Event-Keyed Summarization
William Gantt, Alexander Martin, Pavlo Kuchmiichuk, Aaron Steven White
TL;DR
This work introduces event-keyed summarization (EKS), a task that generates targeted summaries for specific events described in a document by combining event extraction with abstractive summarization. It presents MUCSUM, a dataset built on the classic MUC-4 template annotations, enabling evaluation of summaries that must fuse document context with an event ontology; ablations confirm that both the document and the event template are necessary for high-quality, contextualized summaries. The authors benchmark fine-tuned large language model baselines (BART, T5, PEGASUS) and zero-shot prompting (ChatGPT, GPT-4), using ROUGE, BERTScore, CEAF-REE, and NLI-based metrics, complemented by human judgments. They find that while fine-tuned models benefit from joint document-template input and outperform ablations, zero-shot prompts can yield reasonable, albeit less overlapping, summaries, with human evaluation affirming that references remain superior.
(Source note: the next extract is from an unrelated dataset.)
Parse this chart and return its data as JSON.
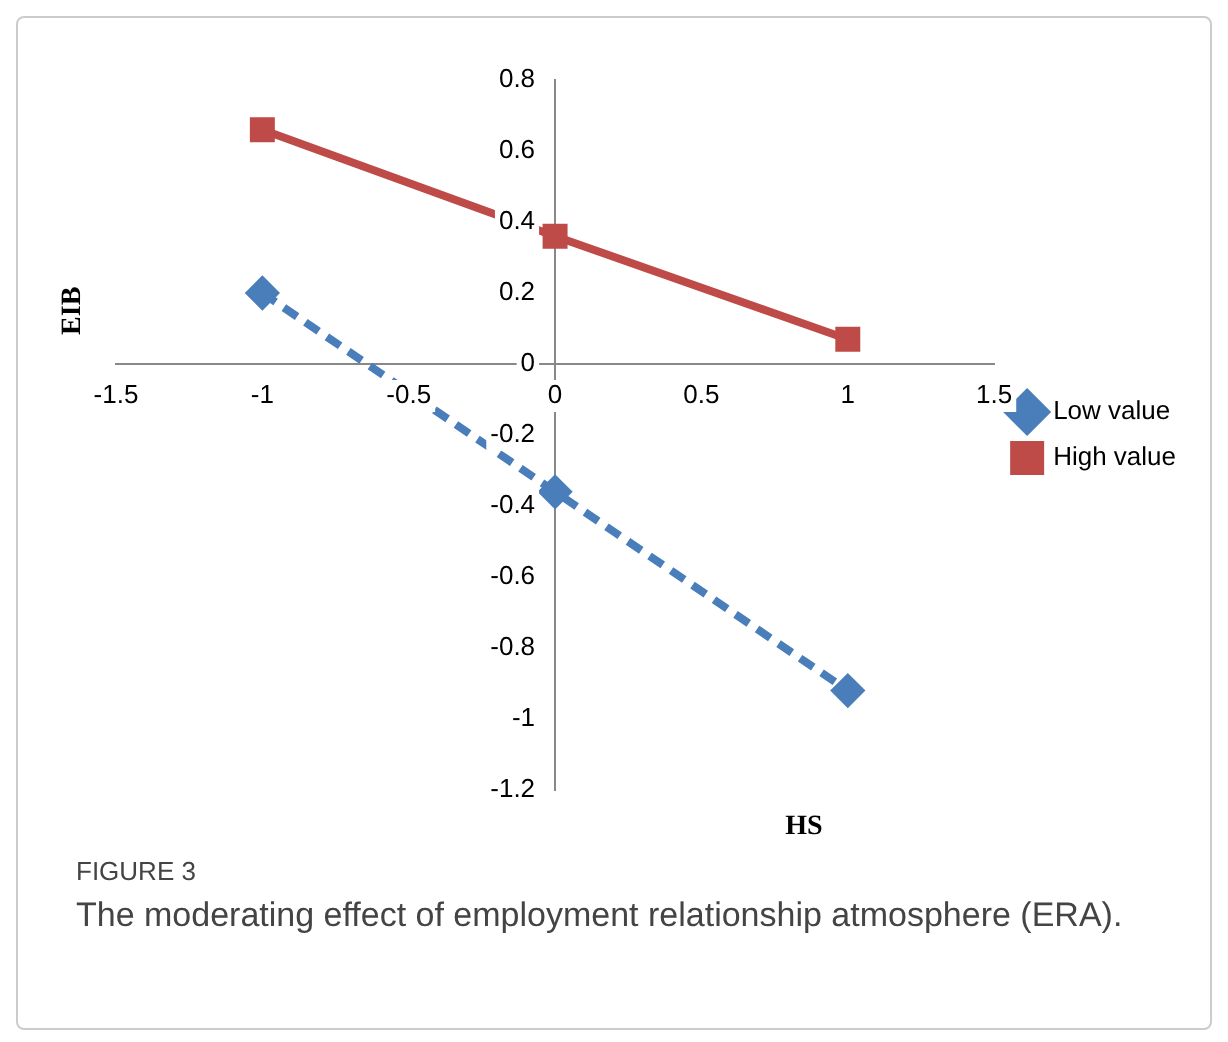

Overall, MUCSUM provides a robust, targeted benchmark for EKS and reveals meaningful interactions between input modality, model choice, and evaluation metrics, with practical implications for producing event-centered summaries in information-seeking contexts.
Abstract
We introduce event-keyed summarization (EKS), a novel task that marries traditional summarization and document-level event extraction, with the goal of generating a contextualized summary for a specific event, given a document and an extracted event structure. We introduce a dataset for this task, MUCSUM, consisting of summaries of all events in the classic MUC-4 dataset, along with a set of baselines that comprises both pretrained LM standards in the summarization literature, as well as larger frontier models. We show that ablations that reduce EKS to traditional summarization or structure-to-text yield inferior summaries of target events and that MUCSUM is a robust benchmark for this task. Lastly, we conduct a human evaluation of both reference and model summaries, and provide some detailed analysis of the results.